I dont know, maybe in your part of the world, but where I'm from we have a series of robust worker protection laws that try to limit the damage the work does to you. We generally consider it a bad thing for workers to damage their bodies, and if we could build houses without it, we'd prefer that.
In this specific case we do have a techniques to build software without causing damage, so why change that?
This post is arguing that maybe software enginnering should start being harmful, even though we know it doesn't have to. It's a post of a guy begging to be fed into the capitalist meat grinder. Meaningless self sacrifice.
It also feels like the hiring "signal", which was always weak before, is just completely gone now, when every job you do advertise receives over 500 LLM written applications and cover letters that all look and feel the same.
The pro-athlete comparison in this article is bit silly IMO- there are obvious physical body issues that occur with aging if you rely on your muscles etc to make money. If you compare to other fields of knowledge work, such as say law or medicine, there are loads of examples of very experienced, very sharp operators in their 40s and 50s.
Instead, we get an economy that feels like it's on the cusp of a fall or at the very least a roller coaster. Poor tax incentives to hire. ZIRP is long gone. And the hiring managers are overrun with slop.
But bosses are happy to say it's AI because that makes you sound in control.

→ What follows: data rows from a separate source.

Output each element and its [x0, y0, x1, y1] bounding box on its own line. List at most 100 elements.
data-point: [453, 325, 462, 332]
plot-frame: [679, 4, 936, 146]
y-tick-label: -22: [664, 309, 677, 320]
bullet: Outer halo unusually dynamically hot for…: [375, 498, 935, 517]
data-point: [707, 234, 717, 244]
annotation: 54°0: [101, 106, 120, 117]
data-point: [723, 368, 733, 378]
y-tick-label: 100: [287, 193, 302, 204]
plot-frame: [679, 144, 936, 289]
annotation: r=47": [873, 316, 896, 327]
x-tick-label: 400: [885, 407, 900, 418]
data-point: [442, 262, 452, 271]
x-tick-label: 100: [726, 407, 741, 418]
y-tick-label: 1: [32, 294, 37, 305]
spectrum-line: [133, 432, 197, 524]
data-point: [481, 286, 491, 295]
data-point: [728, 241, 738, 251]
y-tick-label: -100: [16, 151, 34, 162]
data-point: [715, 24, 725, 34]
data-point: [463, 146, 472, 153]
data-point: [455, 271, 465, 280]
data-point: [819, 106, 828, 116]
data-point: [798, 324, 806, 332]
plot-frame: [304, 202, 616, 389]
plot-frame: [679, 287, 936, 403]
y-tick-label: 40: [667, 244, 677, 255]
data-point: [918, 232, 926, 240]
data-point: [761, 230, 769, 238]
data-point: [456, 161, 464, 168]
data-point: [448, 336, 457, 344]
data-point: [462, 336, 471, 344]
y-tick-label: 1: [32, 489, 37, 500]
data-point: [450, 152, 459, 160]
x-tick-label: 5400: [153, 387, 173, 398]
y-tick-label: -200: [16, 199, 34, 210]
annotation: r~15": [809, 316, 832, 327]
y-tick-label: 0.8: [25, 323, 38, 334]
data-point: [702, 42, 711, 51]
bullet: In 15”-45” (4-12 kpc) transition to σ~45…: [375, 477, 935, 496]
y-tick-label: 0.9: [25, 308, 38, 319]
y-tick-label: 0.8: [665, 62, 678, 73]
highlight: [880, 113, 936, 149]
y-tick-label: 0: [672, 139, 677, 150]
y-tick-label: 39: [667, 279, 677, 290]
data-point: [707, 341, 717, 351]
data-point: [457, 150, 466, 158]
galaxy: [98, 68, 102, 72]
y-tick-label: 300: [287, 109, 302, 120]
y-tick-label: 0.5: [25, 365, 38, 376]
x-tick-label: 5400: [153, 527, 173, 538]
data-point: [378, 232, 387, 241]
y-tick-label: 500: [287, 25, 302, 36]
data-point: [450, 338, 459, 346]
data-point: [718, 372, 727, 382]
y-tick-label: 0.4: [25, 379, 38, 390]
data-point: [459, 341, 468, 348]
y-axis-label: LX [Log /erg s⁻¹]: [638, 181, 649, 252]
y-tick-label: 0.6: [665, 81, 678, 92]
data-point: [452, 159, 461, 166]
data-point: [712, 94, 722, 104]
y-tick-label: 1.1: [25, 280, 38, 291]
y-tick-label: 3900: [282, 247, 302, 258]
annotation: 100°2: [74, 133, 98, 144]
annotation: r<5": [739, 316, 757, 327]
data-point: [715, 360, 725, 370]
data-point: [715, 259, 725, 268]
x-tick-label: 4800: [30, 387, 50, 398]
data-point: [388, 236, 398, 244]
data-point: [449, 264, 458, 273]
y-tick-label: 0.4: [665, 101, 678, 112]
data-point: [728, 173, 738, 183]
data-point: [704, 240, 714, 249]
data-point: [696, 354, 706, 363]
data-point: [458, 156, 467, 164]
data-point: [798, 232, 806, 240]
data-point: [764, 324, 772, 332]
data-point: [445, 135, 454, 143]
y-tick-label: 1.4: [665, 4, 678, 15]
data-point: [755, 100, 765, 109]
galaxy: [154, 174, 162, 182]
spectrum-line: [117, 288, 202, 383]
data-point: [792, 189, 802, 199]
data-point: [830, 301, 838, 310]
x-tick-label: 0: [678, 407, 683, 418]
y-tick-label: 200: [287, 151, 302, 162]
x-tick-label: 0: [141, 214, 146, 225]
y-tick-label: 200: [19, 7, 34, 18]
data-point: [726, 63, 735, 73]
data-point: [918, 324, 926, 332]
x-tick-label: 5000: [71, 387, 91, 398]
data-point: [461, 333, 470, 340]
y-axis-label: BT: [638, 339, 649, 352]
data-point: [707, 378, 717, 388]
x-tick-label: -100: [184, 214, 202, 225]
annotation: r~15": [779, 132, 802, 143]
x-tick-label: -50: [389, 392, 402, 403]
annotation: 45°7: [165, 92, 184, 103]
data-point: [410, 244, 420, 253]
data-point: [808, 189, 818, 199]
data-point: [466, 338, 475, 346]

Virtually, the entire blog is about AI with a ridiculous publishing rate (https://www.seangoedecke.com/page/5), funny how I can look at this site HTML and know right away it was done with AI.
Can we stop upvoting vibe published articles? The arguments are flawed and don't even make sense to anyone who does software
Because people want to discuss about the topic of the headline.
Yes, LLMs might dramatically reduce the amount of code we write by hand. But I'm a lot less convinced they'll solve all of the amorphous, human-interacting aspects of the job.
I'm not discounting ageism in the industry, but how popular of a career was it 30+ years ago compared to now?
It's a lot easier to be early than to be smart or quick.
- AI will make developers irrelevant
- Why?
- Because LLMs can write code
- Do you know what I do for a living?
- Yes, write code?
- Yes, about 2-5% of the time. Less now.
- But you said you are a developer?
- I did
- So what do you do 95-98% of the time?
- I understand things and then apply my ability to formulate solutions
- But I can do that!
- So why aren't you?
The developers who still think their job is about writing code will perhaps not have a job in the future. Brutal as it may sound: I'm fine with that. I'm getting old and I value my remaining time on the planet.Business owners who think they can do without developers because they think LLMs replace developers are fine by me too. Natural selection will take care of them in due course.
More AI Soothsaying. Not so hard on the Inevitabilism this time.
tayo42•1h ago
If you believe this about your software career, how do you think your going to switch into another career as a junior and keep up?